The irony of celebrating mothers with cards and candy while we watch news of bombs falling on Ukrainian mothers and children, Afghan women and girls getting denied jobs or education, and our Supreme Court’s intent to open again the culture war over women’s bodies, highlights how little progress has been made. For the early founders of what we observe today as Mother’s Day, our contemporary celebration would smack of superficiality, materialism, and indeed, patriarchy.
Ann Jarvis, considered the founder of Mother’s Day, called for a “Mothers Work Day” in 1858 to address maternal and child health conditions that were afflicting her West Virginian town. During the Civil War, she organized a “Women’s Friendship Day” to care for soldiers on both sides and ultimately seek an end to the war. Inspired by Jarvis’s legacy, the prominent abolitionist and suffragist Julia Ward Howe called for a day in 1870 in which mothers would work for peace in accordance with a “Mother’s Day Proclamation” that drew new attention to the effort:
Arise, then, women of this day! Arise all women who have hearts, whether our baptism be that of water or of tears! . . . We women of one country will be too tender of those of another country to allow our sons to be trained to injure theirs. From the bosom of the devastated earth a voice goes up with our own. It says “Disarm, Disarm! The sword of murder is not the balance of justice.” – Julia Ward Howe
Like so many movements, the radical and fierce edge of Jarvis and Howe’s vision was dulled as its popularity grew. In 1914, Congress passed a law declaring the second Sunday of May as Mother’s Day, and the next year President Woodrow Wilson described it as a day for “public expression of our love and reverence for all mothers.” You’re welcome, Hallmark.

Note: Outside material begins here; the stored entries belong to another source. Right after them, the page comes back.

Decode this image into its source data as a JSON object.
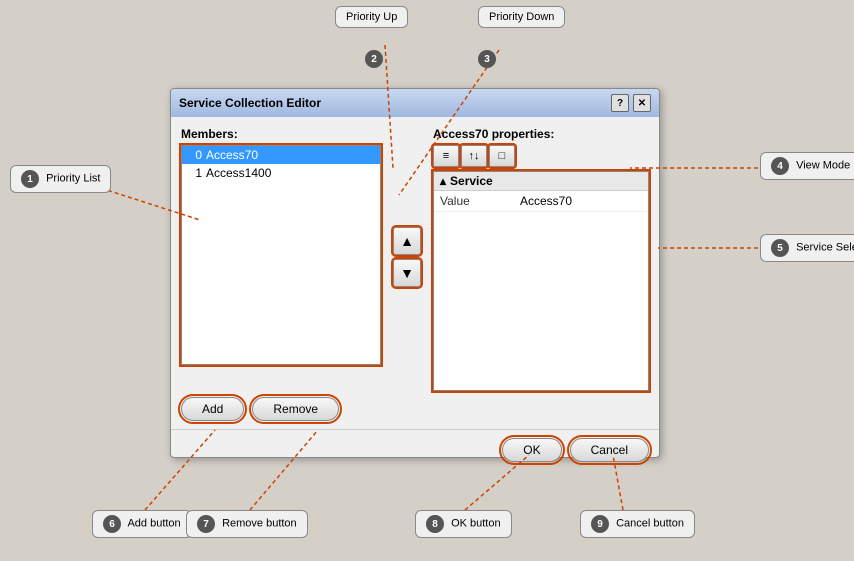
{
  "dialog": {
    "title": "Service Collection Editor",
    "members_label": "Members:",
    "properties_label": "Access70 properties:",
    "members": [
      {
        "index": 0,
        "name": "Access70",
        "selected": true
      },
      {
        "index": 1,
        "name": "Access1400",
        "selected": false
      }
    ],
    "properties": {
      "section": "Service",
      "rows": [
        {
          "name": "Value",
          "value": "Access70"
        }
      ]
    },
    "view_buttons": [
      "≡",
      "↑↓",
      "□"
    ],
    "priority_up_icon": "▲",
    "priority_down_icon": "▼",
    "add_label": "Add",
    "remove_label": "Remove",
    "ok_label": "OK",
    "cancel_label": "Cancel",
    "help_btn": "?",
    "close_btn": "✕"
  },
  "annotations": {
    "priority_list": {
      "number": "1",
      "label": "Priority List"
    },
    "priority_up": {
      "number": "2",
      "label": "Priority Up"
    },
    "priority_down": {
      "number": "3",
      "label": "Priority Down"
    },
    "view_mode": {
      "number": "4",
      "label": "View Mode"
    },
    "service_selector": {
      "number": "5",
      "label": "Service Selector"
    },
    "add_button": {
      "number": "6",
      "label": "Add button"
    },
    "remove_button": {
      "number": "7",
      "label": "Remove button"
    },
    "ok_button": {
      "number": "8",
      "label": "OK button"
    },
    "cancel_button": {
      "number": "9",
      "label": "Cancel button"
    }
  }
}
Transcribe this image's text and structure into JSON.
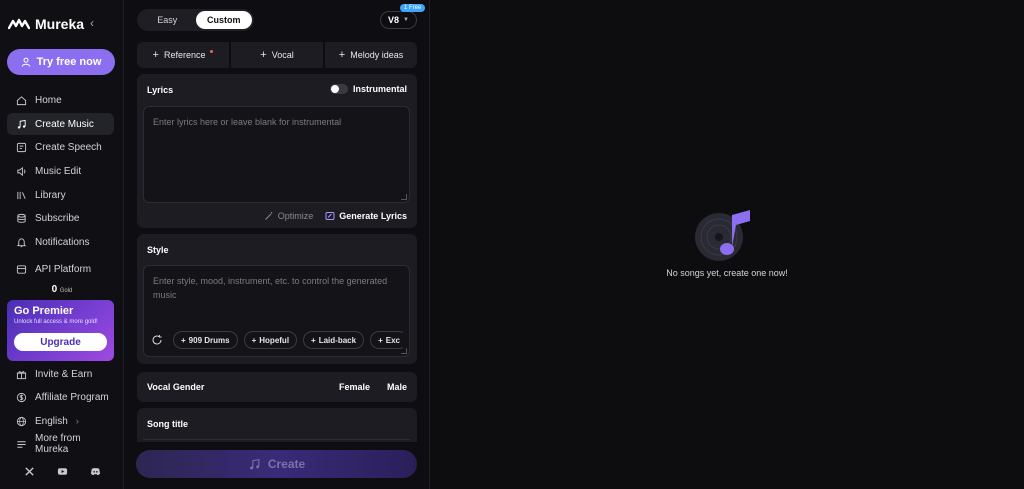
{
  "brand": {
    "name": "Mureka",
    "logo_icon": "mureka-wave-logo"
  },
  "sidebar": {
    "try_free": "Try free now",
    "items": [
      {
        "label": "Home",
        "icon": "home-icon",
        "active": false
      },
      {
        "label": "Create Music",
        "icon": "music-note-icon",
        "active": true
      },
      {
        "label": "Create Speech",
        "icon": "speech-icon",
        "active": false
      },
      {
        "label": "Music Edit",
        "icon": "sound-edit-icon",
        "active": false
      },
      {
        "label": "Library",
        "icon": "library-icon",
        "active": false
      },
      {
        "label": "Subscribe",
        "icon": "subscribe-icon",
        "active": false
      },
      {
        "label": "Notifications",
        "icon": "bell-icon",
        "active": false
      },
      {
        "label": "API Platform",
        "icon": "api-icon",
        "active": false
      }
    ],
    "gold_amount": "0",
    "gold_label": "Gold",
    "premier": {
      "title": "Go Premier",
      "subtitle": "Unlock full access & more gold!",
      "button": "Upgrade"
    },
    "bottom_items": [
      {
        "label": "Invite & Earn",
        "icon": "gift-icon"
      },
      {
        "label": "Affiliate Program",
        "icon": "dollar-icon"
      },
      {
        "label": "English",
        "icon": "globe-icon"
      },
      {
        "label": "More from Mureka",
        "icon": "menu-icon"
      }
    ],
    "socials": [
      "x-icon",
      "youtube-icon",
      "discord-icon"
    ]
  },
  "form": {
    "modes": [
      "Easy",
      "Custom"
    ],
    "active_mode": "Custom",
    "version": "V8",
    "free_badge": "1 Free",
    "refs": [
      "Reference",
      "Vocal",
      "Melody ideas"
    ],
    "lyrics": {
      "title": "Lyrics",
      "instrumental": "Instrumental",
      "placeholder": "Enter lyrics here or leave blank for instrumental",
      "optimize": "Optimize",
      "generate": "Generate Lyrics"
    },
    "style": {
      "title": "Style",
      "placeholder": "Enter style, mood, instrument, etc. to control the generated music",
      "chips": [
        "909 Drums",
        "Hopeful",
        "Laid-back",
        "Exc"
      ]
    },
    "vocal_gender": {
      "title": "Vocal Gender",
      "options": [
        "Female",
        "Male"
      ]
    },
    "song_title": "Song title",
    "create": "Create"
  },
  "main": {
    "empty_text": "No songs yet, create one now!"
  },
  "colors": {
    "accent": "#8b6ff0",
    "background": "#0e0e12",
    "card": "#1c1c22"
  }
}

Throughout history, men have controlled the fate of women, of children, of soldiers and weapons, and even the Earth itself. For the future of our world, for the possibility of peace, this must change. We must renew the vision of Jarvis and Howe and link arms with our contemporary leaders like Yvonne Delk, Bernice Powell Jackson, Linda Jaramillo, Traci Blackmon, and others—all voices for peace with justice in our church and in our world. Let us indeed celebrate Mother’s Day every day, but not with more candy and cards. Rather, let us honor those who mother, and all who identify as women, by joining them in the struggle at the front lines of movements for Just Peace, for bodily autonomy, for equality in the workplace, for the livelihood of all God’s children, and for the sustainability of the Earth itself.